– Ты хочешь праздника восьмого марта? Сделай все седьмого и отдыхай.
Дочка родилась и провела в доме моего бывшего мужа первый год своей жизни. Он был против того, чтобы я продолжала учебу, и дал мне две недели на то, чтобы перевестись на заочное отделение. Я ушла, не оглядываясь, погрузив дочку в летнюю коляску и набив спортивную сумку детскими колготками и теплыми костюмчиками. Уже на вокзале мы дополнили свой багаж роскошным оранжевым горшком в форме бегемота. Дочке бегемот поначалу не понравился, но, быстро поняв, что неудобства в ее крошечной жизни только начинаются, она сделала красочного зверя своим другом.
Мой астенический вид перешел в остро дистрофический, и при росте 175 сантиметров вес упал до сорока восьми килограммов. Из общежития гнали: с детьми жить было нельзя. Проживание с детьми было разрешено лишь через год. Каждой мамочке дали по отдельной комнате после того, как доведенная до отчаяния студентка выбросилась из окна вместе с грудным ребенком. Она повисла на дереве и осталась жива, а ребенок разбился. Я пыталась найти выход. На Площади Мира сдавали квартиры. Стоял петербургский беспощадно-промозглый вечер. В сентябре рано темнело, делая серые здания на площади угрюмыми и безучастными. Моя кроха покорно сидела в продуваемой всеми ветрами коляске. Рынок жилья представлял собой достаточно мрачное зрелище. Владельцев лишней жилплощади было явно меньше, чем нуждающихся в ней. Поэтому я ощущала себя лошадью, которой только что в зубы не заглянули. Тетеньки, завидев коляску, сквозили взглядом мимо меня. В конце концов, возле меня остановился мужичонка жалкого и неухоженного вида. Он искал себе квартирантку, которая при незначительной квартплате оказывала бы ему и все остальные услуги. Ребенок бы служил гарантией ее ежевечернего присутствия. Откровенный в своей циничности, плохо зарабатывающий, ущербный мужик около пятидесяти лет. И я была почти согласна, поскольку, куда бы я ни поворачивалась в тот момент – кругом были глухие стены. Не любя себя в то время, я безумно любила свою дочку. Это нас и спасло. Когда наконец место в яслях мной было выхожено и выпрошено, – мы с крохой зашли в размещенную в подвальном помещении ясельную группу. На крошечных стульчиках неподвижно сидела группа закутанных бледных маленьких питерских старичков.
– Вообще-то у нас двадцать детей. Но сегодня только шесть – остальные болеют.
– Она у меня просится на горшок.
– Не имеет значения. У нас никто не просится.
В переговорной кабине междугороднего телефона я умоляла маму взять дочь на полтора месяца. А там я что-нибудь придумаю. Мама забрала внучку после двухмесячного петербургского заточения в яблочный белгородский край.

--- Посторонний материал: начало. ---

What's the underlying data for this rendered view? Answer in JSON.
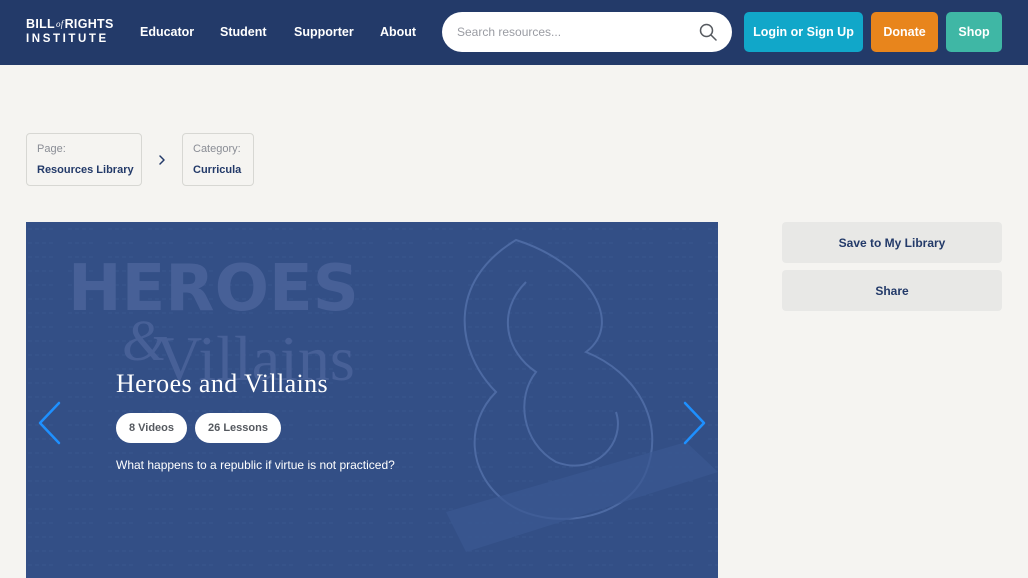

На моих руках хватит пальцев, чтобы перечислить, сколько раз за свою жизнь я обращалась за помощью к Богу. Доведенная до полного отчаяния, в ту ночь я просила сил не для себя, а чтобы хватило их вырастить дочку. Окончить институт, получить работу и обеспечить ребенка. Обессиленная за ночь, утром я зашла к Мастеру на индивидуальные занятия по режиссуре. С порога сообщила, что институт я оставляю, так как совместить роли матери и студентки не представляю возможным. Валентин Михайлович Ковалевский, ленинградец, сын русского офицера, человек глубокой порядочности. Он был женат на красавице-актрисе старше его по возрасту. Роскошная блондинка с фиалковыми глазами была капризной и манерной от уверенности в безграничной любви своего мужа. Детей у них не было. В то утро Валентин Михайлович нашел для меня особые слова. Они потом не один раз спасали меня.

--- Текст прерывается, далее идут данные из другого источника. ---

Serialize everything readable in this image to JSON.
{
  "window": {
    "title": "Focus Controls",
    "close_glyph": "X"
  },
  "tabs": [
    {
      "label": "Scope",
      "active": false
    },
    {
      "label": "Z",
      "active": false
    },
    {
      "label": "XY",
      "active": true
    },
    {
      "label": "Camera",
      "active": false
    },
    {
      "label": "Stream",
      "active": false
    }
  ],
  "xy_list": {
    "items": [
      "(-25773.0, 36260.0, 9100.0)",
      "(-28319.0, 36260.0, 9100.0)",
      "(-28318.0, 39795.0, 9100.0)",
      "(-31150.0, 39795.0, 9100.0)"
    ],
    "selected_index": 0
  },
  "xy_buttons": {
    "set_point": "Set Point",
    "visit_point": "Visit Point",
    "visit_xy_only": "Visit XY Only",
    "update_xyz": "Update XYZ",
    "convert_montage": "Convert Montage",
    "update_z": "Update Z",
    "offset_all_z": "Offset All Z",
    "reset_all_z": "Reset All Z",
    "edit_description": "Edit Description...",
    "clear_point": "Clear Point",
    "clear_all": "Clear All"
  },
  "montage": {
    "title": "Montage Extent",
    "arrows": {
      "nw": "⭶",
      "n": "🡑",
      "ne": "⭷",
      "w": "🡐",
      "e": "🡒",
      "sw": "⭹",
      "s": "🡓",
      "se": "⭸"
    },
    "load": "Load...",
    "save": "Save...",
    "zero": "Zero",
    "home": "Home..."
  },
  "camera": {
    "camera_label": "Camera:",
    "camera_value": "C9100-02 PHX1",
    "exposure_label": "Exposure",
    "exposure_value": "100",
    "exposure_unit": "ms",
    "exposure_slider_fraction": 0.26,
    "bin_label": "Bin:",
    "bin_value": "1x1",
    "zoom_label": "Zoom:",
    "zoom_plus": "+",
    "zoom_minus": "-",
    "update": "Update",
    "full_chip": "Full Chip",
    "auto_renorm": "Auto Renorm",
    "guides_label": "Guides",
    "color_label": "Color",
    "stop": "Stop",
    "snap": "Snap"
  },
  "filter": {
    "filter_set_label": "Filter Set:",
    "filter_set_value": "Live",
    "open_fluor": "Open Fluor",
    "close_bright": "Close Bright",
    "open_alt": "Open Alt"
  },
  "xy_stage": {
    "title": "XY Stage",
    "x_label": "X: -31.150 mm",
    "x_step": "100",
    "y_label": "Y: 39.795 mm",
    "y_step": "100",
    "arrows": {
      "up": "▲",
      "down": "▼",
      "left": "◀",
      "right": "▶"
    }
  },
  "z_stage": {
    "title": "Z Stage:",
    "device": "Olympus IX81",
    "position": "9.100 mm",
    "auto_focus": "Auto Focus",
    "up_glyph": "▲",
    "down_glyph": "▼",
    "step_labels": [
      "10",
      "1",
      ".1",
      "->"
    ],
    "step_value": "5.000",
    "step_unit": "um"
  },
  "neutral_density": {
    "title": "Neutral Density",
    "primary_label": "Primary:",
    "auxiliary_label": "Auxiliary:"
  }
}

– Ты – русский человек. А русские люди всегда помогут друг другу. Иди, устраивай свои дела. Я добьюсь для тебя любого расписания. Разрешения на кафедре ставить преддипломный спектакль в твоем городе, чтобы ты смогла быть с дочерью.
Он действительно сделал для меня все, что обещал. С этого момента я всегда чувствовала его отцовскую заботу, которой мне так не хватало после гибели папы. Я вытащила себя ноябрьским полуднем из учебного корпуса и начала медленное движение от Исаакиевской площади к площади Мира. А там неохотно втиснулась в вагон метро. Мне хотелось никогда не добраться до дверей своей комнаты, и я прилагала все усилия, чтобы преодолевать это расстояние как можно дольше. Вахтерша, которую мы называли «Ягодкой» за вредность, окликнула меня. Оглядывая с придирчивой ненавистью, она сообщила, что гость, ожидающий в комнате, должен покинуть общежитие до 22:00.